Location: Forage-animal Production ResearchTitle: Isoflavone containing legumes mitigate ergot alkaloid-induced vasoconstriction in goats (Capra hircus)
|GOODMAN, JACK - University Of Kentucky|
|JI, HUIHUA - University Of Kentucky|
|AIKEN, GLEN - University Of Florida|
Submitted to: Animals
Publication Type: Peer Reviewed Journal
Publication Acceptance Date: 3/15/2022
Publication Date: 3/17/2022
Citation: Harlow, B.E., Flythe, M.D., Goodman, J.P., Ji, H., Aiken, G.E. 2022. Isoflavone containing legumes mitigate ergot alkaloid-induced vasoconstriction in goats (Capra hircus). Animals. 12(6). Article 750. https://doi.org/10.3390/ani12060750.
Interpretive Summary: Tall fescue is the most prevalent cool-season perennial grass in the United States. Most tall fescue is infected by a fungal endophyte that can produce toxic alkaloids. When these toxins are consumed by grazing livestock, they cause persistent vasoconstriction resulting in fescue toxicosis. A variety of legumes are conventionally utilized in livestock production systems including red clover, white clover, and soybean to improve diet diversity and quality. In addition to their utility as protein supplements, legumes contain vasodilatory phytochemicals called isoflavones that have been shown to alleviate fescue toxicosis in goats and grazing cattle. Different legumes contain varying levels and types of isoflavones.
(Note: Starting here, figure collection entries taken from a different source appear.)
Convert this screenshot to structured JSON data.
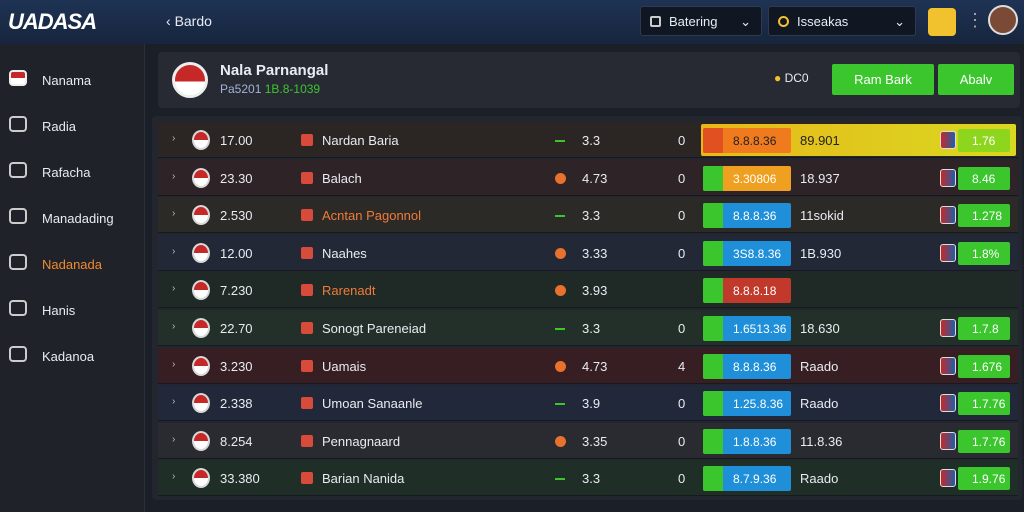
{
  "header": {
    "logo": "UADASA",
    "back": "Bardo",
    "dropdown_1": "Batering",
    "dropdown_2": "Isseakas"
  },
  "sidebar": [
    "Nanama",
    "Radia",
    "Rafacha",
    "Manadading",
    "Nadanada",
    "Hanis",
    "Kadanoa"
  ],
  "panel": {
    "title": "Nala Parnangal",
    "subtitle_code": "Pa5201",
    "subtitle_value": "1B.8-1039",
    "status": "DC0",
    "button_1": "Ram Bark",
    "button_2": "Abalv"
  },
  "table": {
    "rows": [
      {
        "time": "17.00",
        "team": "Nardan Baria",
        "odd": "3.3",
        "score": "0",
        "box_1": "8.8.8.36",
        "box_2": "89.901",
        "box_3": "1.76"
      },
      {
        "time": "23.30",
        "team": "Balach",
        "odd": "4.73",
        "score": "0",
        "box_1": "3.30806",
        "box_2": "18.937",
        "box_3": "8.46"
      },
      {
        "time": "2.530",
        "team": "Acntan Pagonnol",
        "odd": "3.3",
        "score": "0",
        "box_1": "8.8.8.36",
        "box_2": "11sokid",
        "box_3": "1.278"
      },
      {
        "time": "12.00",
        "team": "Naahes",
        "odd": "3.33",
        "score": "0",
        "box_1": "3S8.8.36",
        "box_2": "1B.930",
        "box_3": "1.8%"
      },
      {
        "time": "7.230",
        "team": "Rarenadt",
        "odd": "3.93",
        "box_1": "8.8.8.18"
      },
      {
        "time": "22.70",
        "team": "Sonogt Pareneiad",
        "odd": "3.3",
        "score": "0",
        "box_1": "1.6513.36",
        "box_2": "18.630",
        "box_3": "1.7.8"
      },
      {
        "time": "3.230",
        "team": "Uamais",
        "odd": "4.73",
        "score": "4",
        "box_1": "8.8.8.36",
        "box_2": "Raado",
        "box_3": "1.676"
      },
      {
        "time": "2.338",
        "team": "Umoan Sanaanle",
        "odd": "3.9",
        "score": "0",
        "box_1": "1.25.8.36",
        "box_2": "Raado",
        "box_3": "1.7.76"
      },
      {
        "time": "8.254",
        "team": "Pennagnaard",
        "odd": "3.35",
        "score": "0",
        "box_1": "1.8.8.36",
        "box_2": "11.8.36",
        "box_3": "1.7.76"
      },
      {
        "time": "33.380",
        "team": "Barian Nanida",
        "odd": "3.3",
        "score": "0",
        "box_1": "8.7.9.36",
        "box_2": "Raado",
        "box_3": "1.9.76"
      }
    ]
  }
}
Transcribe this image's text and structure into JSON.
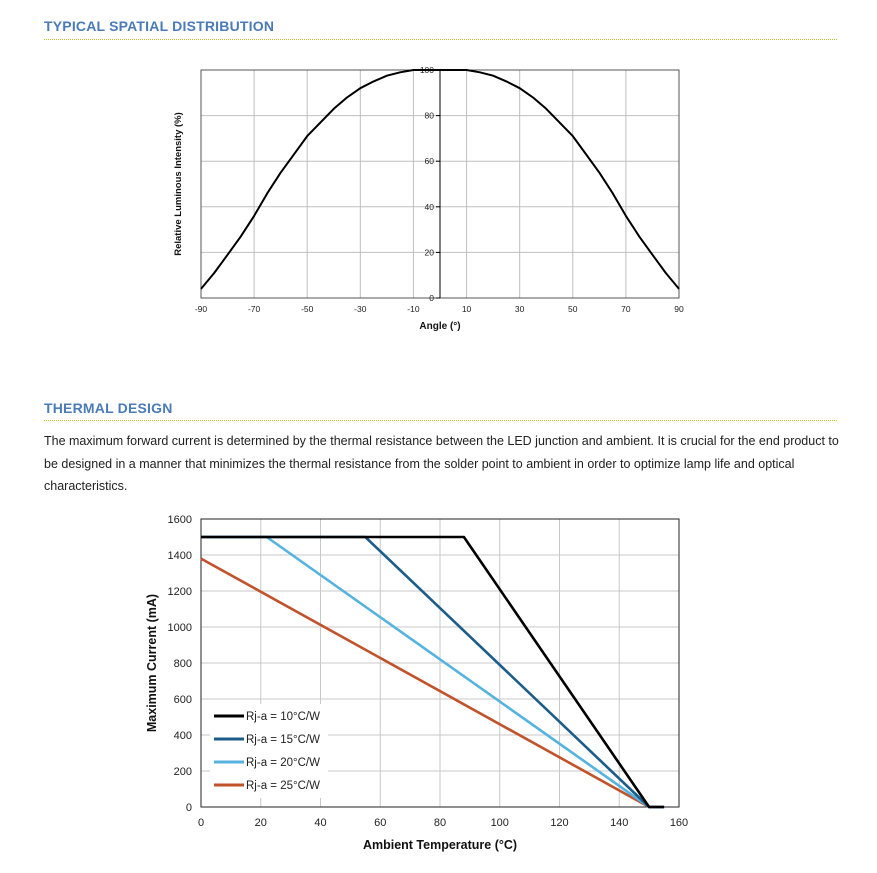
{
  "sections": {
    "spatial_title": "TYPICAL SPATIAL DISTRIBUTION",
    "thermal_title": "THERMAL DESIGN",
    "thermal_paragraph": "The maximum forward current is determined by the thermal resistance between the LED junction and ambient. It is crucial for the end product to be designed in a manner that minimizes the thermal resistance from the solder point to ambient in order to optimize lamp life and optical characteristics."
  },
  "chart_data": [
    {
      "type": "line",
      "title": "",
      "xlabel": "Angle (°)",
      "ylabel": "Relative Luminous Intensity (%)",
      "xlim": [
        -90,
        90
      ],
      "ylim": [
        0,
        100
      ],
      "x_ticks": [
        -90,
        -70,
        -50,
        -30,
        -10,
        10,
        30,
        50,
        70,
        90
      ],
      "y_ticks": [
        0,
        20,
        40,
        60,
        80,
        100
      ],
      "grid": true,
      "series": [
        {
          "color": "#000000",
          "x": [
            -90,
            -85,
            -80,
            -75,
            -70,
            -65,
            -60,
            -55,
            -50,
            -45,
            -40,
            -35,
            -30,
            -25,
            -20,
            -15,
            -10,
            -5,
            0,
            5,
            10,
            15,
            20,
            25,
            30,
            35,
            40,
            45,
            50,
            55,
            60,
            65,
            70,
            75,
            80,
            85,
            90
          ],
          "y": [
            4,
            11,
            19,
            27,
            36,
            46,
            55,
            63,
            71,
            77,
            83,
            88,
            92,
            95,
            97.5,
            99,
            100,
            100,
            100,
            100,
            100,
            99,
            97.5,
            95,
            92,
            88,
            83,
            77,
            71,
            63,
            55,
            46,
            36,
            27,
            19,
            11,
            4
          ]
        }
      ]
    },
    {
      "type": "line",
      "title": "",
      "xlabel": "Ambient Temperature (°C)",
      "ylabel": "Maximum Current (mA)",
      "xlim": [
        0,
        160
      ],
      "ylim": [
        0,
        1600
      ],
      "x_ticks": [
        0,
        20,
        40,
        60,
        80,
        100,
        120,
        140,
        160
      ],
      "y_ticks": [
        0,
        200,
        400,
        600,
        800,
        1000,
        1200,
        1400,
        1600
      ],
      "grid": true,
      "legend": "bottom-left",
      "series": [
        {
          "name": "Rj-a = 10°C/W",
          "color": "#000000",
          "x": [
            0,
            87,
            88,
            150,
            155
          ],
          "y": [
            1500,
            1500,
            1500,
            0,
            0
          ]
        },
        {
          "name": "Rj-a = 15°C/W",
          "color": "#1b5c8a",
          "x": [
            0,
            55,
            150,
            155
          ],
          "y": [
            1500,
            1500,
            0,
            0
          ]
        },
        {
          "name": "Rj-a = 20°C/W",
          "color": "#55b3e0",
          "x": [
            0,
            22,
            150,
            155
          ],
          "y": [
            1500,
            1500,
            0,
            0
          ]
        },
        {
          "name": "Rj-a = 25°C/W",
          "color": "#c2522a",
          "x": [
            0,
            150,
            155
          ],
          "y": [
            1380,
            0,
            0
          ]
        }
      ]
    }
  ]
}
A pen study was conducted to determine if isoflavone supplementation via red clover, white clover, or soybean meal can mitigate vasoconstriction associated with fescue toxicosis in wether goats. Rumen fistulated wether goats were assigned to either a red clover, white clover, or soybean meal treatment at equal levels of supplementation. Goats were subjected to a fescue toxicosis challenge with toxic tall fescue seed and carotid artery area was monitored using color Doppler ultrasonography. All isoflavone treatments were able to partially mitigate vasoconstriction associated with fescue toxicosis, with red clover being the most effective. The results of this study demonstrate that red clover, white clover, and soybean meal supplementation can be used to mitigate the vasoconstriction associated with fescue toxicosis in goats despite vast differences in isoflavone concentration and composition. The impact of this research is a legume-derived phytochemical that can be applied in ruminants consuming toxic tall fescue to reverse fescue toxicosis and improve animal health and productivity.
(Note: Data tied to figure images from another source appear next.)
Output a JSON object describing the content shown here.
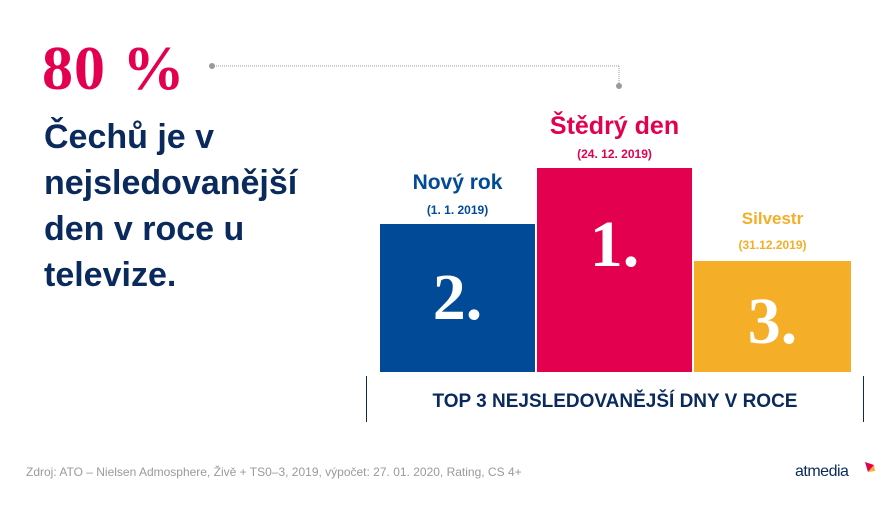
{
  "headline": {
    "percent": "80 %",
    "text": "Čechů je v nejsledovanější den v roce u televize."
  },
  "ranking": {
    "items": [
      {
        "rank": "1.",
        "name": "Štědrý den",
        "date": "(24. 12. 2019)"
      },
      {
        "rank": "2.",
        "name": "Nový rok",
        "date": "(1. 1. 2019)"
      },
      {
        "rank": "3.",
        "name": "Silvestr",
        "date": "(31.12.2019)"
      }
    ],
    "axis_label": "TOP 3 NEJSLEDOVANĚJŠÍ DNY V ROCE"
  },
  "footer": {
    "source": "Zdroj: ATO  – Nielsen Admosphere, Živě + TS0–3, 2019, výpočet:  27. 01. 2020,  Rating, CS 4+",
    "logo_text": "atmedia"
  },
  "colors": {
    "red": "#e2004f",
    "blue": "#004a97",
    "yellow": "#f4ae27",
    "navy": "#0a2a5e"
  }
}
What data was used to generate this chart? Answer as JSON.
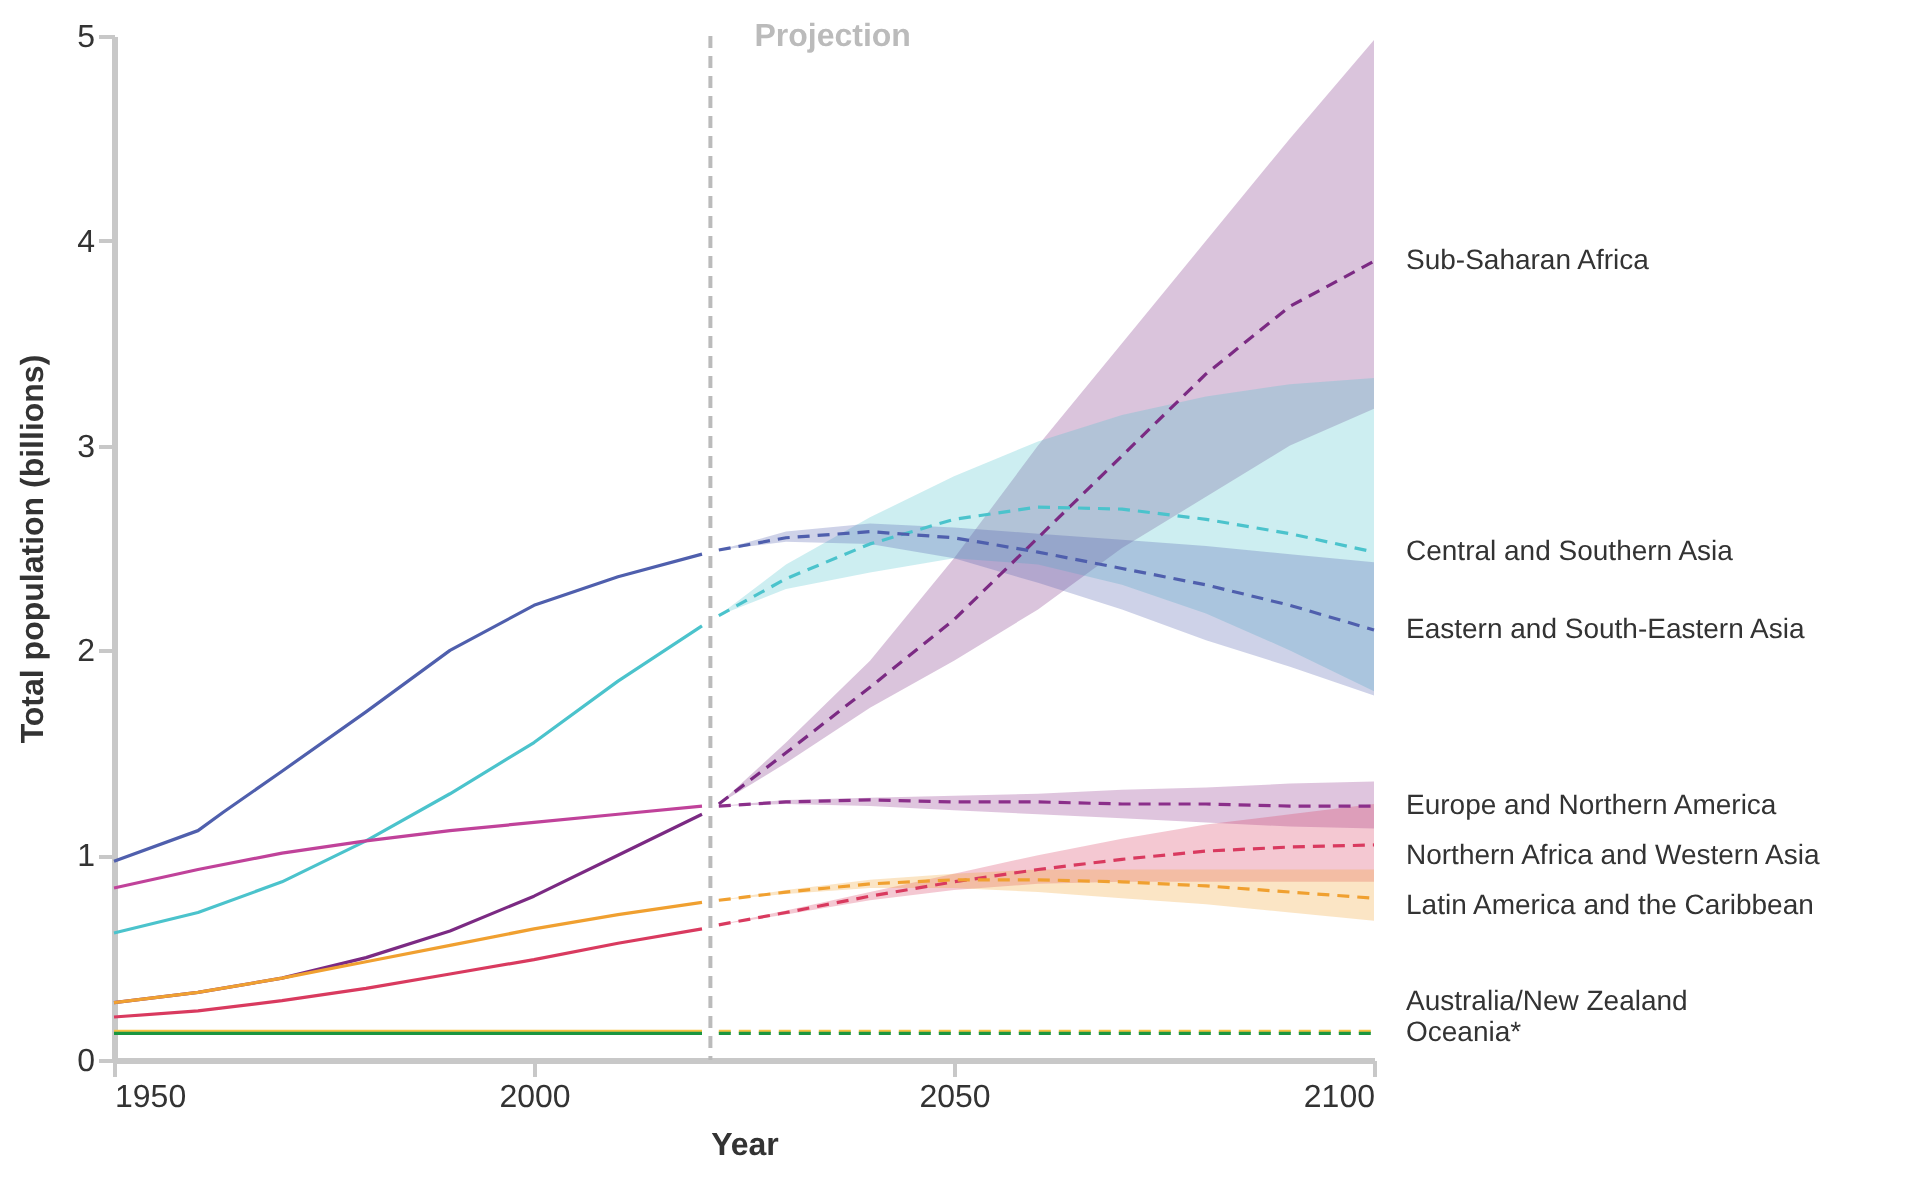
{
  "chart_data": {
    "type": "line",
    "xlabel": "Year",
    "ylabel": "Total population (billions)",
    "xlim": [
      1950,
      2100
    ],
    "ylim": [
      0,
      5
    ],
    "xticks": [
      1950,
      2000,
      2050,
      2100
    ],
    "yticks": [
      0,
      1,
      2,
      3,
      4,
      5
    ],
    "grid": false,
    "marker": "none",
    "ref_lines": [
      {
        "axis": "x",
        "value": 2021,
        "label": "Projection",
        "color": "#bbbbbb",
        "line_style": "dashed"
      }
    ],
    "series": [
      {
        "color": "#4f5fad",
        "line_style": "solid",
        "x": [
          1950,
          1960,
          1963,
          1970,
          1980,
          1990,
          2000,
          2010,
          2020
        ],
        "values": [
          0.97,
          1.12,
          1.21,
          1.41,
          1.7,
          2.0,
          2.22,
          2.36,
          2.47
        ]
      },
      {
        "color": "#4bc3cc",
        "line_style": "solid",
        "x": [
          1950,
          1960,
          1970,
          1980,
          1990,
          2000,
          2010,
          2020
        ],
        "values": [
          0.62,
          0.72,
          0.87,
          1.07,
          1.3,
          1.55,
          1.85,
          2.12
        ]
      },
      {
        "color": "#7b2a83",
        "line_style": "solid",
        "x": [
          1950,
          1960,
          1970,
          1980,
          1990,
          2000,
          2010,
          2020
        ],
        "values": [
          0.28,
          0.33,
          0.4,
          0.5,
          0.63,
          0.8,
          1.0,
          1.2
        ]
      },
      {
        "color": "#c0429a",
        "line_style": "solid",
        "x": [
          1950,
          1960,
          1970,
          1980,
          1990,
          2000,
          2010,
          2020
        ],
        "values": [
          0.84,
          0.93,
          1.01,
          1.07,
          1.12,
          1.16,
          1.2,
          1.24
        ]
      },
      {
        "color": "#d93a5f",
        "line_style": "solid",
        "x": [
          1950,
          1960,
          1970,
          1980,
          1990,
          2000,
          2010,
          2020
        ],
        "values": [
          0.21,
          0.24,
          0.29,
          0.35,
          0.42,
          0.49,
          0.57,
          0.64
        ]
      },
      {
        "color": "#f0a030",
        "line_style": "solid",
        "x": [
          1950,
          1960,
          1970,
          1980,
          1990,
          2000,
          2010,
          2020
        ],
        "values": [
          0.28,
          0.33,
          0.4,
          0.48,
          0.56,
          0.64,
          0.71,
          0.77
        ]
      },
      {
        "color": "#f5c242",
        "line_style": "solid",
        "x": [
          1950,
          2020
        ],
        "values": [
          0.14,
          0.14
        ]
      },
      {
        "color": "#1a9641",
        "line_style": "solid",
        "x": [
          1950,
          2020
        ],
        "values": [
          0.13,
          0.13
        ]
      },
      {
        "name": "Sub-Saharan Africa",
        "color": "#7b2a83",
        "line_style": "dashed",
        "x": [
          2022,
          2030,
          2040,
          2050,
          2060,
          2070,
          2080,
          2090,
          2100
        ],
        "values": [
          1.25,
          1.5,
          1.82,
          2.15,
          2.55,
          2.95,
          3.35,
          3.68,
          3.9
        ],
        "lower": [
          1.25,
          1.45,
          1.72,
          1.95,
          2.2,
          2.5,
          2.75,
          3.0,
          3.18
        ],
        "upper": [
          1.25,
          1.55,
          1.95,
          2.45,
          3.0,
          3.5,
          4.0,
          4.5,
          4.98
        ]
      },
      {
        "name": "Central and Southern Asia",
        "color": "#4bc3cc",
        "line_style": "dashed",
        "x": [
          2022,
          2030,
          2040,
          2050,
          2060,
          2070,
          2080,
          2090,
          2100
        ],
        "values": [
          2.17,
          2.35,
          2.52,
          2.64,
          2.7,
          2.69,
          2.64,
          2.57,
          2.48
        ],
        "lower": [
          2.17,
          2.3,
          2.38,
          2.45,
          2.42,
          2.32,
          2.18,
          2.0,
          1.8
        ],
        "upper": [
          2.17,
          2.42,
          2.65,
          2.85,
          3.02,
          3.15,
          3.24,
          3.3,
          3.33
        ]
      },
      {
        "name": "Eastern and South-Eastern Asia",
        "color": "#4f5fad",
        "line_style": "dashed",
        "x": [
          2022,
          2030,
          2040,
          2050,
          2060,
          2070,
          2080,
          2090,
          2100
        ],
        "values": [
          2.49,
          2.55,
          2.58,
          2.55,
          2.48,
          2.4,
          2.32,
          2.22,
          2.1
        ],
        "lower": [
          2.49,
          2.53,
          2.52,
          2.45,
          2.33,
          2.2,
          2.05,
          1.92,
          1.78
        ],
        "upper": [
          2.49,
          2.58,
          2.62,
          2.6,
          2.57,
          2.54,
          2.51,
          2.47,
          2.43
        ]
      },
      {
        "name": "Europe and Northern America",
        "color": "#8b2f8a",
        "line_style": "dashed",
        "x": [
          2022,
          2030,
          2040,
          2050,
          2060,
          2070,
          2080,
          2090,
          2100
        ],
        "values": [
          1.24,
          1.26,
          1.27,
          1.26,
          1.26,
          1.25,
          1.25,
          1.24,
          1.24
        ],
        "lower": [
          1.24,
          1.25,
          1.24,
          1.22,
          1.2,
          1.18,
          1.16,
          1.14,
          1.13
        ],
        "upper": [
          1.24,
          1.27,
          1.28,
          1.29,
          1.3,
          1.32,
          1.33,
          1.35,
          1.36
        ]
      },
      {
        "name": "Northern Africa and Western Asia",
        "color": "#d93a5f",
        "line_style": "dashed",
        "x": [
          2022,
          2030,
          2040,
          2050,
          2060,
          2070,
          2080,
          2090,
          2100
        ],
        "values": [
          0.66,
          0.72,
          0.8,
          0.87,
          0.93,
          0.98,
          1.02,
          1.04,
          1.05
        ],
        "lower": [
          0.66,
          0.71,
          0.78,
          0.83,
          0.86,
          0.87,
          0.87,
          0.87,
          0.87
        ],
        "upper": [
          0.66,
          0.73,
          0.82,
          0.91,
          1.0,
          1.08,
          1.15,
          1.2,
          1.25
        ]
      },
      {
        "name": "Latin America and the Caribbean",
        "color": "#f0a030",
        "line_style": "dashed",
        "x": [
          2022,
          2030,
          2040,
          2050,
          2060,
          2070,
          2080,
          2090,
          2100
        ],
        "values": [
          0.78,
          0.82,
          0.86,
          0.88,
          0.88,
          0.87,
          0.85,
          0.82,
          0.79
        ],
        "lower": [
          0.78,
          0.81,
          0.84,
          0.84,
          0.82,
          0.79,
          0.76,
          0.72,
          0.68
        ],
        "upper": [
          0.78,
          0.83,
          0.88,
          0.91,
          0.93,
          0.93,
          0.93,
          0.93,
          0.93
        ]
      },
      {
        "name": "Australia/New Zealand",
        "color": "#f5c242",
        "line_style": "dashed",
        "x": [
          2022,
          2100
        ],
        "values": [
          0.14,
          0.14
        ]
      },
      {
        "name": "Oceania*",
        "color": "#1a9641",
        "line_style": "dashed",
        "x": [
          2022,
          2100
        ],
        "values": [
          0.13,
          0.13
        ]
      }
    ]
  }
}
Technical Abstract: Ergot alkaloids produced by a fungal endophyte (Epichloë coenophiala;) that infects tall fescue (Lolium arundinaceum) can induce persistent constriction of the peripheral vasculature in ruminant animals, resulting in “fescue toxicosis.” Legumes contain isoflavones that have been demonstrated to both prevent and reverse alkaloid-induced vasoconstriction. A variety of legumes are conventionally utilized in ruminant production systems including red clover (Trifolium pratense), white clover (T. repens) and soybean (Glycine max). However, these legumes vary in both isoflavone concentration and composition. A pen study was conducted to determine if isoflavone supplementation via red clover, white clover, or soybean meal can mediate relaxation of the carotid artery during ergot-alkaloid-induced vasoconstriction in wether goats. Goats were fed chopped grass hay ad libitum as the basal diet. Measures of carotid luminal areas were obtained pre- (baseline) and post-ruminal infusions of endophyte-infected tall fescue seed (15 µg kg BW-1 ergovaline + ergovalanine) ± red clover, white clover, or soybean meal (2.61 mg kg BW-1). When goats were challenged with endophyte-infected tall fescue seed mean carotid luminal areas decreased 56.1%. All isoflavone treatments were able to partially mitigate ergot-alkaloid-induced vasoconstriction, with red clover being the most effective (+39.8%), and white clover and soybean meal eliciting an intermediate response (+30%, P < 0.0001). Results from the current study indicate that legume supplementation can relax vasoconstriction in goats consuming ergot alkaloids, despite differences in isoflavone profile and concentrations. Future research is needed to determine how isoflavone composition influences vasoactive potential and to identify threshold concentrations of isoflavones in the diet to yield maximum benefits.